Wild Flowers

Why We Are Wildly Enthusiastic About Rewilding

June 5 2021, World Environment Day was the start of The UN Decade on Ecosystem Restoration. It is the beginning of an ambitious decade calling on all nations to work collectively to reverse, prevent and halt the destruction of our planet’s ecosystem. How incredible that for the first time in human history, there is a focus on upgrading nature. We are all for this!

 

A major part of this goal is ‘Rewilding’, the restoration of large areas to their natural state by reducing human control and letting nature take care of itself. You can read more about rewilding principles here.

 

Rewilding right where you are.

 

When we first heard about rewilding we understood how important this was. Then we got wildly excited when we realised that we can also participate in rewilding and upgrading nature without leaving our homes because the rewilding concept also relates to suburbia!

 

The second thing that got us excited, was the fact that rewilding leans into the concept of doing less in our garden and letting nature take more of a role. Intrigued yet? Read on.

 

7 Easy Ways to Promote Rewilding In Your Own Backyard

 

Rewilding a garden requires a little reframing of our spaces.

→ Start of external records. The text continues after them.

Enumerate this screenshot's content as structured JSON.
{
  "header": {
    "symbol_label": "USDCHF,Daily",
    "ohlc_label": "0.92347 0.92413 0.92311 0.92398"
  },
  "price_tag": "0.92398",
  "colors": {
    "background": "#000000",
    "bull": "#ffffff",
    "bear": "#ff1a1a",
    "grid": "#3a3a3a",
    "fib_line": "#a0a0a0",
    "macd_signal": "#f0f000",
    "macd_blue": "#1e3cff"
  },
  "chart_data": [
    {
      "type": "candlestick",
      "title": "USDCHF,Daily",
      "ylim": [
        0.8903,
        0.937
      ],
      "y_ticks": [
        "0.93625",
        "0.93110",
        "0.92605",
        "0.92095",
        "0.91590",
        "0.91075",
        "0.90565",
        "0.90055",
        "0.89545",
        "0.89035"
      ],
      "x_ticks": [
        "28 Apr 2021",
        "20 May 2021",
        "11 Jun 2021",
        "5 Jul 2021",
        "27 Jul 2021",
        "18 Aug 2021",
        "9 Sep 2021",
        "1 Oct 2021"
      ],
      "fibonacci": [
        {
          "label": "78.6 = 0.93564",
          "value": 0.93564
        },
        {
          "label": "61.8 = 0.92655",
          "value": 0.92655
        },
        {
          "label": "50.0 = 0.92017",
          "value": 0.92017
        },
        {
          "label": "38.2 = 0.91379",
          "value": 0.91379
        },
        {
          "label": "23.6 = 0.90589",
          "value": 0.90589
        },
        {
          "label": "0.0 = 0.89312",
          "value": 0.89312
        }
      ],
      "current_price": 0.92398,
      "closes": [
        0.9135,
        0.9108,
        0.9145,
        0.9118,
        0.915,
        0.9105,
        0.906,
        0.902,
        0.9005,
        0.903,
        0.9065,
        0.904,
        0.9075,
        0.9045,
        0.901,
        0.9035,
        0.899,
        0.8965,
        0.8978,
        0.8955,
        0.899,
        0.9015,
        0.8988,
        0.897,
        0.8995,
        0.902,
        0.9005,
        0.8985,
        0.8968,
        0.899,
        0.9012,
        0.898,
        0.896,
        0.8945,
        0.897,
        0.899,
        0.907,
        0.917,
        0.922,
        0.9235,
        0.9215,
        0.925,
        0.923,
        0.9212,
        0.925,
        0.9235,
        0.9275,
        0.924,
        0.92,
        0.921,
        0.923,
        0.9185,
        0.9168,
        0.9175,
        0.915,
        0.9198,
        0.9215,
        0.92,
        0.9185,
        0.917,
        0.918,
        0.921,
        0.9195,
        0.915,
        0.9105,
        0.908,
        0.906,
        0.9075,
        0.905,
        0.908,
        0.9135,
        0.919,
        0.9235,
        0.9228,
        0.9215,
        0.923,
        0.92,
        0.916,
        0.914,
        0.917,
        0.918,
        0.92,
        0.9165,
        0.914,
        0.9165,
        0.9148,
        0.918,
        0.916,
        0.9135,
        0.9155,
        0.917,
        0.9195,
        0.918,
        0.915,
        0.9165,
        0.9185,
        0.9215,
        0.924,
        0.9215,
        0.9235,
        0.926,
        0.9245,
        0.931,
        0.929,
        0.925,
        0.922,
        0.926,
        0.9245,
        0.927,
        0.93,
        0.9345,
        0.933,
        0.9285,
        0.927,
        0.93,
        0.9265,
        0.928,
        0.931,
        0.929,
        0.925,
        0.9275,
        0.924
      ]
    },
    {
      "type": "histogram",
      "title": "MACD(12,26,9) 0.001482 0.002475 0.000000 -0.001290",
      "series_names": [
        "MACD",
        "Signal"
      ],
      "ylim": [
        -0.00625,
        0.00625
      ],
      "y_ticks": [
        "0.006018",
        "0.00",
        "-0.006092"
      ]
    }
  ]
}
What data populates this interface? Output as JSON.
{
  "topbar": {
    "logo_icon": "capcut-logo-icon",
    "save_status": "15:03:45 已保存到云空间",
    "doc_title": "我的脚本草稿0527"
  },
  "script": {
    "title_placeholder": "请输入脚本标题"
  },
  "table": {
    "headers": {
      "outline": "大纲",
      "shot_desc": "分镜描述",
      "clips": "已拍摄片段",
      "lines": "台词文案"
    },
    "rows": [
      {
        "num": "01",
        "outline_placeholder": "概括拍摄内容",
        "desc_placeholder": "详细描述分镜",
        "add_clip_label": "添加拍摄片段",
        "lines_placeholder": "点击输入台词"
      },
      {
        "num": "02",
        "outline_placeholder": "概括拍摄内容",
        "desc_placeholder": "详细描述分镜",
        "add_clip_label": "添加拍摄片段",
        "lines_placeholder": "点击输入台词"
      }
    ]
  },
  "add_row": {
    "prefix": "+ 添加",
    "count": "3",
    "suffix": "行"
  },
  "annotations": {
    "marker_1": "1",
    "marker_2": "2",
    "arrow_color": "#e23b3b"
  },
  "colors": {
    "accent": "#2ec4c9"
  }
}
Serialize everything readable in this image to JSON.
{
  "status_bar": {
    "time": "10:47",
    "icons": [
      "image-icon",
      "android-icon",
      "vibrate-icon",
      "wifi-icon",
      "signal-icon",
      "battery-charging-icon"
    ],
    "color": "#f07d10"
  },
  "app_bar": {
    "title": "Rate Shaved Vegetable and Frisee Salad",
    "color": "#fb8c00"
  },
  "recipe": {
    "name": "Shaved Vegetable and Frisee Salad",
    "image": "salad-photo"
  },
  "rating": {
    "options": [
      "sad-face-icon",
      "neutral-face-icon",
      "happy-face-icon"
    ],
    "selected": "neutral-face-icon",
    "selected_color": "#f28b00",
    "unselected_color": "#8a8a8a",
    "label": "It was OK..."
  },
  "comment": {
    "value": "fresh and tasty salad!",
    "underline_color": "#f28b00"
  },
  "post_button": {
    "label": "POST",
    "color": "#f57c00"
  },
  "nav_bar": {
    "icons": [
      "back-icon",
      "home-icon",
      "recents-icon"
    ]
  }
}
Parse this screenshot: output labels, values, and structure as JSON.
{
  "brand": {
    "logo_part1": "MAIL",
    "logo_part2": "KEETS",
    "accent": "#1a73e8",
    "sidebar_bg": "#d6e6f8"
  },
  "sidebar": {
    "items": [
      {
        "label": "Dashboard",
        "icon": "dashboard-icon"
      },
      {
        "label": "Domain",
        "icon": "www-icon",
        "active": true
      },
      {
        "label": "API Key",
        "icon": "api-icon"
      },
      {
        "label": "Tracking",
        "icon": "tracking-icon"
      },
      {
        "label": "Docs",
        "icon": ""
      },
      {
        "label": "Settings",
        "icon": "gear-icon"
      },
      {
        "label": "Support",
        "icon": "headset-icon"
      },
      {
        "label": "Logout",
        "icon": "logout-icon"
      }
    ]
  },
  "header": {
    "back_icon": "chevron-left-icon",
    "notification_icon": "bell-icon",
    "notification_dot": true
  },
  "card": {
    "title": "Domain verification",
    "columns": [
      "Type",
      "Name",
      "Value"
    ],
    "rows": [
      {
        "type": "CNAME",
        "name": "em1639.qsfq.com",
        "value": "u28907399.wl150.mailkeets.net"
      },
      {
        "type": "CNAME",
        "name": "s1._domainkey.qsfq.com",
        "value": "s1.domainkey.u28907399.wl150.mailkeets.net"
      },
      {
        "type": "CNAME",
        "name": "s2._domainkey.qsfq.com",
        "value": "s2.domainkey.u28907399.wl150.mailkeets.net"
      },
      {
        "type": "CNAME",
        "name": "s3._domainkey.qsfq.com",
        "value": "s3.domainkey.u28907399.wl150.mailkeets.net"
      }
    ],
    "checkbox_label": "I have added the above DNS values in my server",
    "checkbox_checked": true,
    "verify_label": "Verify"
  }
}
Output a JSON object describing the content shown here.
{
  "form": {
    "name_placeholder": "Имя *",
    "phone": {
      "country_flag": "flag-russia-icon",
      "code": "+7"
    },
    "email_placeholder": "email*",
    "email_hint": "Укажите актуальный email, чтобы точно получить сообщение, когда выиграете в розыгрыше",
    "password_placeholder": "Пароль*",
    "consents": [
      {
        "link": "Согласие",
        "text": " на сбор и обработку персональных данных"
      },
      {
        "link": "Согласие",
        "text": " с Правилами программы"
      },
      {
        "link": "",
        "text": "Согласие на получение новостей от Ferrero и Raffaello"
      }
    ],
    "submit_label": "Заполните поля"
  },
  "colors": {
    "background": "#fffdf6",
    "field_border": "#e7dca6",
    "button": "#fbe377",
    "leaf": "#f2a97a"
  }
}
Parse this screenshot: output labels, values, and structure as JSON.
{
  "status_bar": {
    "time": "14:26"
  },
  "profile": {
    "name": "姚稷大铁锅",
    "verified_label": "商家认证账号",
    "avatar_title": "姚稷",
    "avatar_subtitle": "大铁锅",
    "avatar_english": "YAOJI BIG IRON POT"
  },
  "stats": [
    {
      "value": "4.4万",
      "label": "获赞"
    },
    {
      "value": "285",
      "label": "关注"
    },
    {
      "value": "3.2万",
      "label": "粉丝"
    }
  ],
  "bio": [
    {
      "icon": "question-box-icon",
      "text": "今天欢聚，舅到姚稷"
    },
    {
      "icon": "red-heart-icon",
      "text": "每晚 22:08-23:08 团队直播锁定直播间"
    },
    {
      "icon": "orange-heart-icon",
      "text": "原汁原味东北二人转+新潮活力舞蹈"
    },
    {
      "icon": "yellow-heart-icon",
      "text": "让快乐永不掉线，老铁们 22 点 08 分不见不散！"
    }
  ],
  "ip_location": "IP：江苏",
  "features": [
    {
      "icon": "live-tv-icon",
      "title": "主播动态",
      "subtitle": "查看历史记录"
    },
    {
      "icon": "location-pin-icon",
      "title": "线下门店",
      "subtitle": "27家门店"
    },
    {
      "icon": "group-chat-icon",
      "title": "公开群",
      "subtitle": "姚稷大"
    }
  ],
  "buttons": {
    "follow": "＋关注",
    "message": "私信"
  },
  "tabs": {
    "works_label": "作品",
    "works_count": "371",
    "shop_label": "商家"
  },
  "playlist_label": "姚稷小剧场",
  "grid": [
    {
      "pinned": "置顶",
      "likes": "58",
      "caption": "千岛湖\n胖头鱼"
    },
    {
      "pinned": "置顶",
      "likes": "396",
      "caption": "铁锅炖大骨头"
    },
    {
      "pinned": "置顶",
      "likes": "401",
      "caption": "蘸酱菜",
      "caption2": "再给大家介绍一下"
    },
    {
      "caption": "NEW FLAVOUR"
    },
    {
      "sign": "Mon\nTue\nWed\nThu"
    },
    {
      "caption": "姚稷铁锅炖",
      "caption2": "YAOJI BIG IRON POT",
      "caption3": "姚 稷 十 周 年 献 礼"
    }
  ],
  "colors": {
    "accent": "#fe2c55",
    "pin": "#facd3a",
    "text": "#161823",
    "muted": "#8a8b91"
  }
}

It begins by seeing our gardens from nature’s point of view. Perfectly weed-free flower beds and manicured lawns may look good to us, but letting nature be nature by easing back on gardening tasks is far better for the environment and invites back more wildlife, greater biodiversity and bees! Here are seven easy, almost no work, ways to start right away.

 

 

1. Ditch the chemicals.

There are so many great options for controlling pests in our gardens that do not add poisonous chemicals to the environment. Swapping out the chemicals for organic methods is one easy step to make a garden more inviting to nature.

 

2. Embrace the mess

This is official permission to let your grass grow a little longer, skip the weeding and let your hedges grow. When we let nature take the lead, it will naturally create spaces in our gardens that shelter and feed birds, insects and wildlife. If you are beginning to really embrace this concept, go wild and let your grass grow into a tall meadow by adding native grasses and flowers that will attract even more local wildlife.

 

3. Plant more flowers

Planting blooming plants is an easy way to turn your garden into an oasis for bees and other pollinators. More than 95% of our crops need pollinators such as honey bees and butterflies to grow, and we can personally do our part in increasing the populations of bees and butterflies by adding flowering species to our home gardens.

 

4. Let it rot

A decaying log or pile of prunings can become a home for all manner of creatures. These small piles of garden waste are better left to slowly decompose and create more food for the birds and insects that will be attracted to the moulding goodness.

 

5. Build homes

As your garden becomes ‘wilder’ it will become more inviting to birds, bats, bees, butterflies and more. By adding some insect hotels, bird boxes and feeding areas, you can encourage this rewilding further, and enjoy a constant variety of little visitors to the garden.

 

6. Add some water

If you have space in your garden, consider making a small wetland area with a pond. A natural wildlife pond will attract amphibians and other aquatic insects back into your environment.

 

7. Share the Rewilding

Let your neighbours know about your rewilding adventures. You may even inspire them to join you in creating a combined natural area in your neighbourhood. One great way neighbours can help is by creating small corridors for animals by cutting holes into fences to allow hedgehogs and other small animals to roam between spaces.

 

Fixing the planet is a collective task. But as millions of small drops fill a bucket, so we can play a small part in an ecosystem restoration right where we live. We hope you feel inspired to postpone mowing the lawns or weeding the garden today, and instead, put your feet up and let nature do its job.